In it I had once actually been put in a collar, a steel collar, which I could not remove!
How I had treasured it!
Oh, there were dangers here, doubtless. And I did not know how many or of what sorts. How ignorant I was!
But I did not think I was discontent, really, to be here. Did not even mind the cell, really. Such as I must expect to be kept in such places. Surely it would not do, to let us run around as we might please.
I thought of some of my friends, on my old world. We had, of course, gone about together. I had had classes with some of them. But it was interesting how I now thought of them. I did not think of them now so much as they had been, on the bus, in classes, in the library, in labs, wandering about with me in the wide, smooth halls, and corridors, and courts of one or another of an endless list of shopping malls, patronizing garish restaurants whose claim to fame was the speed with which inferior food could be served, and such, but rather how they might be now, if they, like myself, had been brought to this world. How would three rows of thronged bells look, jinkling on the left ankle of a bare footed Sandra? Wouldn’t Jean look well, in a common camisk, carrying a vessel of water, balanced with one hand on her head, as we had been trained to do? And surely Pricilla would be fetching in a tiny bit of yellow silk, all she would wear. And Sally, plum, cuddly little Sally, so excitable, so talkative, so self-depreciating, so cynical with respect to the value of her own charms, let her wardrobe for the time be merely a collar, and her place only the tiles at a man’s feet. Let her kneel there in terror and discover that her previous assessments of her desirability, her attractions, were quite in error, and that, in such matters, much depends on the health of men, their naturalness and their power. I now thought of my friends, you see, rather in the categories of my new world. I wondered what prices they might bring, on a sales block.
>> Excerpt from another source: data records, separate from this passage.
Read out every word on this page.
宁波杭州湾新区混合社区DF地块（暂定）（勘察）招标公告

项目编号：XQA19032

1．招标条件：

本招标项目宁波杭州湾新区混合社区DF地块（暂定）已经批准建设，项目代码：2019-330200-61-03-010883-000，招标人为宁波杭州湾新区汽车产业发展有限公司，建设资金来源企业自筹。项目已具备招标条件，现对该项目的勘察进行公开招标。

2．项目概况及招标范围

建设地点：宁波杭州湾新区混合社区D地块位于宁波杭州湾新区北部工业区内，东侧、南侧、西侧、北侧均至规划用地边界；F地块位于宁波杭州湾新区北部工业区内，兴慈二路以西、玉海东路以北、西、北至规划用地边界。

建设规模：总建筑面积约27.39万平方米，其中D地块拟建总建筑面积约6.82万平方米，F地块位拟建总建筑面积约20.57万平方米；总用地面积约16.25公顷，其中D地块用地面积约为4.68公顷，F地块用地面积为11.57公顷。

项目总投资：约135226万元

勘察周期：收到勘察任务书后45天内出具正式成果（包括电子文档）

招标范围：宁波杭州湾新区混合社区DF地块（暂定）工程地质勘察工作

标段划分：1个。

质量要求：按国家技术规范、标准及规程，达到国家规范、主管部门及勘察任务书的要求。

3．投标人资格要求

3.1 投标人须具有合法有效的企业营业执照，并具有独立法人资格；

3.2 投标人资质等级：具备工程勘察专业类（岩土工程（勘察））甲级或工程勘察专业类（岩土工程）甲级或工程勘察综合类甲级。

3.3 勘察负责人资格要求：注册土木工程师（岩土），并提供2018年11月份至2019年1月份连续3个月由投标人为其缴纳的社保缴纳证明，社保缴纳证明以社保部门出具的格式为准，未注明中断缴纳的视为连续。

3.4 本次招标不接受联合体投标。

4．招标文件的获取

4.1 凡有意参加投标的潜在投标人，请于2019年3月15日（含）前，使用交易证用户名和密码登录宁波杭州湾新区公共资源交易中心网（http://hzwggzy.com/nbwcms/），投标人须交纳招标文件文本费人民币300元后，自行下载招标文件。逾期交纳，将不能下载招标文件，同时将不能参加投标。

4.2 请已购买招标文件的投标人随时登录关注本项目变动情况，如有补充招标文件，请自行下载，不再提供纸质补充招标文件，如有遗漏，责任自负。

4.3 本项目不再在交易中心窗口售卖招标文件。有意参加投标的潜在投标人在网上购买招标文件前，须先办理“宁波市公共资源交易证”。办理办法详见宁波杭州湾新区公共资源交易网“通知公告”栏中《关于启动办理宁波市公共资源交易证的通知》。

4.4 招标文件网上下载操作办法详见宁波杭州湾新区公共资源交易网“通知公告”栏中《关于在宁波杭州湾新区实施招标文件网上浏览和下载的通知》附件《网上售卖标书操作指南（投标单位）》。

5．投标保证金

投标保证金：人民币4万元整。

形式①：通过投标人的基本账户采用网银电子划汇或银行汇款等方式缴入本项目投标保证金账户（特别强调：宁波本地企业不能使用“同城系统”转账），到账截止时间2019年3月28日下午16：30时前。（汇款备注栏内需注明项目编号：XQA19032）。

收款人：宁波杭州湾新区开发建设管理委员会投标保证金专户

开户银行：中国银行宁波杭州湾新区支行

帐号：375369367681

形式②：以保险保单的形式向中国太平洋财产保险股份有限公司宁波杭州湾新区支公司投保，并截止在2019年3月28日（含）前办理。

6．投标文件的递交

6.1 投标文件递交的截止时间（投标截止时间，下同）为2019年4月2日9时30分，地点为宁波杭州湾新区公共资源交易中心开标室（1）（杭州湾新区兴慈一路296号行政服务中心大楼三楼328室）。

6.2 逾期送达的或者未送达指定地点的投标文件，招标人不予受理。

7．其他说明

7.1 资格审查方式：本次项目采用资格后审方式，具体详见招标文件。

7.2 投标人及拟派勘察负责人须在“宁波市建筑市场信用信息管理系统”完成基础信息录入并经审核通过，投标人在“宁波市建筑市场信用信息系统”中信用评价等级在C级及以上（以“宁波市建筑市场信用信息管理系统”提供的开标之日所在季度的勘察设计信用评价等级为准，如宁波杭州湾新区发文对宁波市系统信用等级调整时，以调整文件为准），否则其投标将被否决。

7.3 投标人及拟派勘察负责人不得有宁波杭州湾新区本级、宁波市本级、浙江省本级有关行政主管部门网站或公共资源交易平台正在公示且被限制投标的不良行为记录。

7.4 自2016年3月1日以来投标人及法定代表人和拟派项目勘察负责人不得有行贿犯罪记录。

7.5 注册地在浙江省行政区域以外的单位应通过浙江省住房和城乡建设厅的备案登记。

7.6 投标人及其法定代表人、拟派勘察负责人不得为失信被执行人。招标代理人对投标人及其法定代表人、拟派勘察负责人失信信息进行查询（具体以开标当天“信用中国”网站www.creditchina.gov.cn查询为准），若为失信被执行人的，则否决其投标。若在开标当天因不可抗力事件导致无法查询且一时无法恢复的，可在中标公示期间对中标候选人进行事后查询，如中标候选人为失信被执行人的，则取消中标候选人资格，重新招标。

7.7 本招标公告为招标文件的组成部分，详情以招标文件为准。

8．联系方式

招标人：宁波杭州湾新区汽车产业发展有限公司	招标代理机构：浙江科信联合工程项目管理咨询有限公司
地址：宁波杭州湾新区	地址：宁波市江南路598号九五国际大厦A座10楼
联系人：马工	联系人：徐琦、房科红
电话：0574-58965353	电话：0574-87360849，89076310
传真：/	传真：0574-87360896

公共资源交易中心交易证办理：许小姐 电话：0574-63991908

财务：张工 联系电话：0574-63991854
Certainly all were lovely; certainly all would look well in collars. It was my speculation that they would all, all of them, my lovely friends, my dearest friends, bring excellent prices.
Men would want them all.
But what if I had to compete for the favor of a master with them? That would be different. It would then be every girl for herself.
I heard, suddenly, from far off, out of sight, to my right, a shrill, birdlike cry.